Revenue Growth Offset by Market Challenges
Despite these setbacks, the group reported a 2.4 per cent increase in overall revenue, reaching $644.9 million. This growth was primarily driven by the Australian market, where sales rose by 8.5 per cent to $359.1 million. However, the revenue gains were partially offset by a 13.3 per cent decline in New Zealand, attributed to a surge in retail crime, which forced the company to invest approximately $5 million in enhanced security measures. In Canada, sales fell by 1.1 per cent to CA$157.1 million (approximately AUD 172 million), reflecting the broader economic challenges faced by the business.
Impact of Inflationary Pressures
The decline in Michael Hill’s profitability is closely linked to inflationary cost pressures, particularly in store labour and occupancy costs. Additionally, the gross margin fell by 360 basis points to 60.6 per cent, influenced by higher costs for gold and mined diamonds, as well as increased promotional activity aimed at navigating aggressive retail conditions. The company also focused on promoting existing inventory during the final months of FY24 to make room for higher-margin products in FY25.
Strategic Shifts and Future Outlook
In response to these challenges, Michael Hill undertook several cost-cutting measures, including reducing discretionary spending and corporate roles, which are expected to yield savings of between $3 million and $4 million annually through FY25. Despite the difficulties, the company continued to execute strategic initiatives, including a brand refresh for Michael Hill and the expansion of its Bevilles chain, which now operates 36 stores.
The company’s new luxury venture, TenSevenSeven, has been temporarily scaled back, with plans to resume its development as trading conditions allow.
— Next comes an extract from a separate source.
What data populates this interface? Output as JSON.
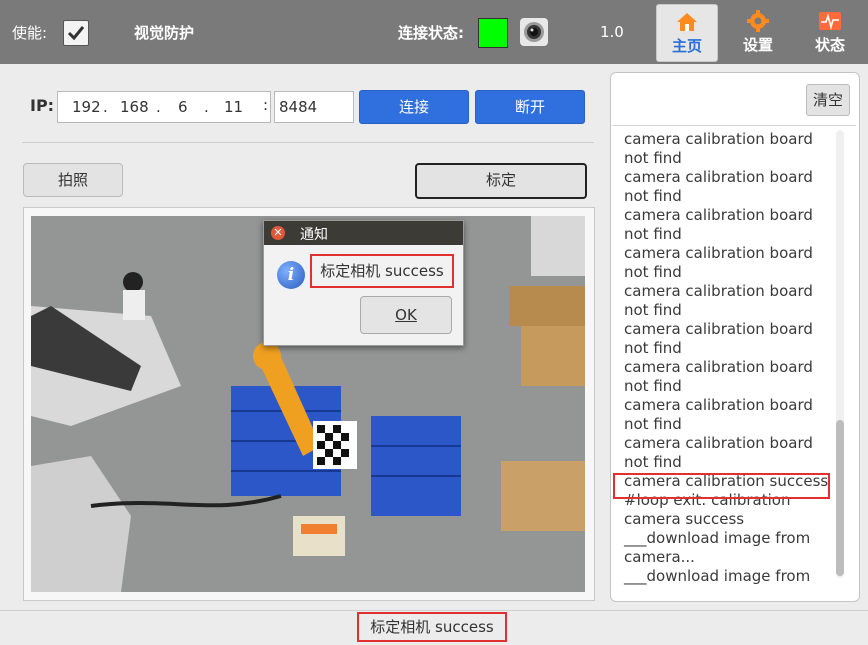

Looking ahead to FY25, Michael Hill reported a 3.2 per cent increase in total sales for the first eight weeks of the new financial year, with same-store sales up 2.7 per cent. CEO Daniel Bracken expressed cautious optimism, noting positive sales performances in Australia and Canada, although New Zealand continues to face more challenging conditions. Bracken noted that the company is working to drive sales, improve margins, optimise inventory, and manage operational costs across the group.